I talked with a senior marketer at a technology company the other day who has had it with metrics. She says marketing has become overly defensive, obsessed with proving its value rather than generating real impact on the business. This has driven a focus on managing leads rather than driving new demand.
She asks a tough, but valid question: Are we really measuring impact or just measuring activity?
She talks about engaging customers much earlier in the sales cycle—indeed, before they have articulated a need. It is the thinking that underpins of one of ITSMA’s big shticks, Account-Based Marketing—which boils down to treating important customers as markets of one and building a relationship in which you help them articulate their needs.
Yet here’s the nut: Marketers tell me that it’s notoriously difficult to trace front-end demand generation all the way down to the point where there is a well-defined opportunity.
But what’s the alternative?
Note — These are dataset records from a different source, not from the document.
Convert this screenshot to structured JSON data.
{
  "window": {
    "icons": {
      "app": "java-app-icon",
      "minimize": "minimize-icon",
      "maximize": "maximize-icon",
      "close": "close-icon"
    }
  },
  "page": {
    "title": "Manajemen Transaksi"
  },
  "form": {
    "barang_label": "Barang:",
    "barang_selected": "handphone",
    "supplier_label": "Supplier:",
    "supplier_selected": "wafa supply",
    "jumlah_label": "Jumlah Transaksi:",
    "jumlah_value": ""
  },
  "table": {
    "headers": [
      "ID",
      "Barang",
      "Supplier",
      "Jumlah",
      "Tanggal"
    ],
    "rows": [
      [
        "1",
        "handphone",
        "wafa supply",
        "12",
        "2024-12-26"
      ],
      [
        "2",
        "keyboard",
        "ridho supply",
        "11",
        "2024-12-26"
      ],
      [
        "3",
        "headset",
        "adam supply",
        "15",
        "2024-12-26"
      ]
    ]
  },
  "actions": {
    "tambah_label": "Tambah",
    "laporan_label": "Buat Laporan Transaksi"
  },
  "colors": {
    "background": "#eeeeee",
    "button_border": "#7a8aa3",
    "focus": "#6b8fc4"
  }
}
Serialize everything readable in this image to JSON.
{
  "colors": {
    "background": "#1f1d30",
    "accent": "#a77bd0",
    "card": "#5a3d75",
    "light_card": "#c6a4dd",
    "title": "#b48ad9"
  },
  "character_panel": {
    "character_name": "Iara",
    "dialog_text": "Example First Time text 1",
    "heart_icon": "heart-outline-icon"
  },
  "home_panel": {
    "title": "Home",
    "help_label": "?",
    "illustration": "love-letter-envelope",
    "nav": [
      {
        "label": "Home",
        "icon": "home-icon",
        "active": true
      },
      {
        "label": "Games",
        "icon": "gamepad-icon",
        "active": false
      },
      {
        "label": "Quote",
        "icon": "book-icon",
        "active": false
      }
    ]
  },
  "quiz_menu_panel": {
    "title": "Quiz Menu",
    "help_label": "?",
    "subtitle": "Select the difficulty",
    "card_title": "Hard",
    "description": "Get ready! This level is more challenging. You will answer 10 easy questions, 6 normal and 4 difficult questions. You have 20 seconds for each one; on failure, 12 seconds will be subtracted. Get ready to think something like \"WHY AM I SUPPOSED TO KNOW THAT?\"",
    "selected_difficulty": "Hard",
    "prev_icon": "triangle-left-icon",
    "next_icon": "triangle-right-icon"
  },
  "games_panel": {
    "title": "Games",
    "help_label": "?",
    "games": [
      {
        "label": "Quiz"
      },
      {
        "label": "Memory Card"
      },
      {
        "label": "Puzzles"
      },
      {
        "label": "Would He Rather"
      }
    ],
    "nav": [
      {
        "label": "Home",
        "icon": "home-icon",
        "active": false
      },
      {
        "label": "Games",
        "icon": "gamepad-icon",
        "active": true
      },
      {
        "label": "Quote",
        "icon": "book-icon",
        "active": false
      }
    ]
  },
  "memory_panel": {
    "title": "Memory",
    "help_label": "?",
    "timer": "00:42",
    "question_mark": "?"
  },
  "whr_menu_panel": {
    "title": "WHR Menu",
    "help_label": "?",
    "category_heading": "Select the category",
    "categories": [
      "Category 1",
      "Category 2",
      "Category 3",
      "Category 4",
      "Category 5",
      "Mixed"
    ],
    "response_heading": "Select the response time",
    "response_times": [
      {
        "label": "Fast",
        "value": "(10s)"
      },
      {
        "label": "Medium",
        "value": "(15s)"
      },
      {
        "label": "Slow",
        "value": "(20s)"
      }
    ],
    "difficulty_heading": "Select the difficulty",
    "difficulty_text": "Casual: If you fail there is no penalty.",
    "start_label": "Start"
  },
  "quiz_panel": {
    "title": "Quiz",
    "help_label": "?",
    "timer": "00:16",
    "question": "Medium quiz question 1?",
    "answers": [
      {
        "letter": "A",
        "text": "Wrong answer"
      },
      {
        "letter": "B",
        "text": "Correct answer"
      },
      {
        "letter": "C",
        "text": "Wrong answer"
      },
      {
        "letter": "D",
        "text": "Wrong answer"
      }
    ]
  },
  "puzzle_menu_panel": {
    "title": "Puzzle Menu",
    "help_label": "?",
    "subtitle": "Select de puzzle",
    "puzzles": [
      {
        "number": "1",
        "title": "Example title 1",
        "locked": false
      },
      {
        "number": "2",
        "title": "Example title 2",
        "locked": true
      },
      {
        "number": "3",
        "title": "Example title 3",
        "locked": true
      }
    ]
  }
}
Research says that marketing is providing less than a quarter of the leads that result in a sale. Perhaps focusing earlier in the sales cycle could bump up the numbers. Surveys, research, and thought leadership help attract customers who are still trying to decide what their real needs are.
But it’s harder to measure demand generation activities. They generate awareness, they build credibility, but all that can be lost on the way to a sale. Indeed, this marketer says she had a lot of resistance to her thought leadership program that focused on ideas rather than products. “Air cover,” sniffed detractors. Blather that extended the sales cycle unnecessarily.
It took time and effort to turn that perception around. And it took a different kind of metrics—metrics that looked at how the thought leadership campaign improved the company’s share of voice with media and analysts and moved the discussion with customers up to a higher level in the organization.
Still, it’s hard to connect the dots directly to more customer pull. Upper management has to do that. Says this marketer: “Did the campaign contribute to our increase in overall customer pull? I would say yes it did. Now, did we measure that and connect all the dots? No, we didn’t have to. It was pretty obvious to the management team that that was what was going on.”
That strikes me as a controversial assertion. We all know that loyalty is fleeting. Customers attend all your thought leadership conferences and learn everything there is to know and then throw you over for another.
How do you measure early stage demand generation programs? And what percentage of your portfolio are they?